Most smokers begin between the ages of 15 and 18, Gilpin said. But a slightly smaller group pick up the habit as young adults, and these individuals are not targeted by prevention efforts.

“You can’t just say to them ‘you shouldn’t smoke’ because they can make their own decisions, but if you make it more difficult for them to smoke, they may be less likely to take it up,” Gilpin said.

Gilpin, working with John Pierce, co-author of the study and director of UCSD’s population studies in the cancer prevention program, analyzed the results of 91,000 interviews conducted across the nation by the National Center for Health Statistics. The study examined groups of men and women born since 1920, looking at the ages when most people started smoking.

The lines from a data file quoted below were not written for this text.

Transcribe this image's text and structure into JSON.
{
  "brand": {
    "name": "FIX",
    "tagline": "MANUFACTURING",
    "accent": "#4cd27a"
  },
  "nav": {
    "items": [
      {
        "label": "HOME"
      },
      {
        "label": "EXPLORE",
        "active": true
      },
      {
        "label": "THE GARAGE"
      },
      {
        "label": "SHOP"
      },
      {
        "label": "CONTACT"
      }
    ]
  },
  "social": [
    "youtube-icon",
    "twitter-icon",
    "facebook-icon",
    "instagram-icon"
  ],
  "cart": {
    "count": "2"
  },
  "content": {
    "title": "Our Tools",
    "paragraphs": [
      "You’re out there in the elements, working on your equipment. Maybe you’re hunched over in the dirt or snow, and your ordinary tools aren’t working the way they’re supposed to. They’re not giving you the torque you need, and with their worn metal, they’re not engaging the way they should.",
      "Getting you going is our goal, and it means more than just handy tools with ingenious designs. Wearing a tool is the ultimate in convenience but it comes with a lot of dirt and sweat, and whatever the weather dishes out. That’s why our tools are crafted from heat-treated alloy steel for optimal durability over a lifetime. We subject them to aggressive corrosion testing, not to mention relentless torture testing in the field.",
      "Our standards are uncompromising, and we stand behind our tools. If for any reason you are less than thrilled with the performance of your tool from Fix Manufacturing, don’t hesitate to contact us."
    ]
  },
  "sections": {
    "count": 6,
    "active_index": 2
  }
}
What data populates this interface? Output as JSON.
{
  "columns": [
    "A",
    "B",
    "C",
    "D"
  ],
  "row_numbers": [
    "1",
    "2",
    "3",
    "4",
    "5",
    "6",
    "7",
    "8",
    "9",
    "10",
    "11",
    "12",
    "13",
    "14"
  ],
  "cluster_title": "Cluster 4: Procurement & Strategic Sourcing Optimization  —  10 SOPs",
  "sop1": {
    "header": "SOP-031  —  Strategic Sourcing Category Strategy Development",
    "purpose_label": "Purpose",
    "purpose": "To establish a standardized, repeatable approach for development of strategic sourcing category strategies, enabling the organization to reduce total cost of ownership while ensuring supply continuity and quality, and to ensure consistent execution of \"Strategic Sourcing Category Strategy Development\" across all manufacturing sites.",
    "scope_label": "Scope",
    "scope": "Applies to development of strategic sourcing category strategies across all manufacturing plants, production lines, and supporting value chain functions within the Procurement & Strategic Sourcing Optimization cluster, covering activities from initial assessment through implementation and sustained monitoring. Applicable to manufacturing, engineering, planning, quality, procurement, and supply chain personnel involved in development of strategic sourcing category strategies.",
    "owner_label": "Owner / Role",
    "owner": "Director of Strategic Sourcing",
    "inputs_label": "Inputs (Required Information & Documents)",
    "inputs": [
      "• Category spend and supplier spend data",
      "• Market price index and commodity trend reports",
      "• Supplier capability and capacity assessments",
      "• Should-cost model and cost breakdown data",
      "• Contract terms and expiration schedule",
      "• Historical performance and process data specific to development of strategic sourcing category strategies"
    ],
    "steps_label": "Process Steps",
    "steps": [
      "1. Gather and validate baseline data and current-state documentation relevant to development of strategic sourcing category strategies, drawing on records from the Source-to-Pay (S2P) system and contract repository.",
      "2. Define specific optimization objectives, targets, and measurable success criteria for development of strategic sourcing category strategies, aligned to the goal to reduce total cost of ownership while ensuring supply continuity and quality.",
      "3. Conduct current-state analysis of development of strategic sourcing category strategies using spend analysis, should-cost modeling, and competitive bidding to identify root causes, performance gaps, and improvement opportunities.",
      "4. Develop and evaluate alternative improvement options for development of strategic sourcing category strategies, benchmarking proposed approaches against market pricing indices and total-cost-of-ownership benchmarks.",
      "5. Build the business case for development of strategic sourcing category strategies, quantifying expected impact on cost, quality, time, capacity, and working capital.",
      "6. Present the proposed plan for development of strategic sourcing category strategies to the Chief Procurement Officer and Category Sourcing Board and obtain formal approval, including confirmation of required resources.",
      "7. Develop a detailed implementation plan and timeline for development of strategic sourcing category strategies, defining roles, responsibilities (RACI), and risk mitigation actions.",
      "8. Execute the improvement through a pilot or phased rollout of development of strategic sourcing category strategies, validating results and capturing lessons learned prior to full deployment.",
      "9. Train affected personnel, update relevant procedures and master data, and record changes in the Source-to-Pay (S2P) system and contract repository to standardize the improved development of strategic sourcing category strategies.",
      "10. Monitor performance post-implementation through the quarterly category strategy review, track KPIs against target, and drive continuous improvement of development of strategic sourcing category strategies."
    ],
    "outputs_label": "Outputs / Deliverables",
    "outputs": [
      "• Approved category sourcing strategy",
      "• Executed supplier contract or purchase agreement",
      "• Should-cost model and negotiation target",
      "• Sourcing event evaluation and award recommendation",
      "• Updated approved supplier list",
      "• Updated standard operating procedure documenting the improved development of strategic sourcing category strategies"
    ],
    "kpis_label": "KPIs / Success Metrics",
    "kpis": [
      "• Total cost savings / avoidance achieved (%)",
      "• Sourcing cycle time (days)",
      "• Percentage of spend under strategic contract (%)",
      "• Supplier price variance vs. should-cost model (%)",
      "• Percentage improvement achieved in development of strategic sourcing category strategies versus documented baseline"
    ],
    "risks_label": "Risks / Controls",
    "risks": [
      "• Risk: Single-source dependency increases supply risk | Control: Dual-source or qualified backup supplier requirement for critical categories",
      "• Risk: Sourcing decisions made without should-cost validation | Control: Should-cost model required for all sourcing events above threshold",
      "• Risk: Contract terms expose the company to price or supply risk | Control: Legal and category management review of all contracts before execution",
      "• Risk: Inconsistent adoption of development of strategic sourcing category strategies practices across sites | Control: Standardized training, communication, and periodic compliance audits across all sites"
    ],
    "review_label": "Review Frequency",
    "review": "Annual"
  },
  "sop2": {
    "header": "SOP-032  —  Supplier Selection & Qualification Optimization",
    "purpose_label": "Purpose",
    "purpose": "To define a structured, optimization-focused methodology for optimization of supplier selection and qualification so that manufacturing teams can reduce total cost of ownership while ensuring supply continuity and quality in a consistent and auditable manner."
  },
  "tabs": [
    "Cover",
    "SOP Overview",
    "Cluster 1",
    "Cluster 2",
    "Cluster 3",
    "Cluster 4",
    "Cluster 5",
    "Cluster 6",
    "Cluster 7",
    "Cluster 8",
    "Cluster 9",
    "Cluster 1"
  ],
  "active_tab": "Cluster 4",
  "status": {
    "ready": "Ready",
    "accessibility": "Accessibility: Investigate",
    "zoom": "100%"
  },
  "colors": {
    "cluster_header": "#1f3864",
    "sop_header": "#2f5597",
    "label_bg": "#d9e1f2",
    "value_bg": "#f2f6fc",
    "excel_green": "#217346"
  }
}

Tobacco industry officials cast doubt on the study and made a similar point to Gilpin: that young adults who smoke have made an informed decision about when they chose to light up. Further, they said, the proposal to ban smoking on colleges and to gear anti-smoking campaigns to young adults smacked of a Big Brother-like attempt to control behavior.

“I can hardly believe that anyone would say with a straight face that a person in that age group doesn’t have a wealth of information about smoking and health. . . . You have to conclude that they have the information and have made a choice that (proponents of a ban) don’t agree with,” said Walker Merryman, vice president of the Washington, D.C.-based Tobacco Institute. “This comes perilously close to smelling of behavior control.”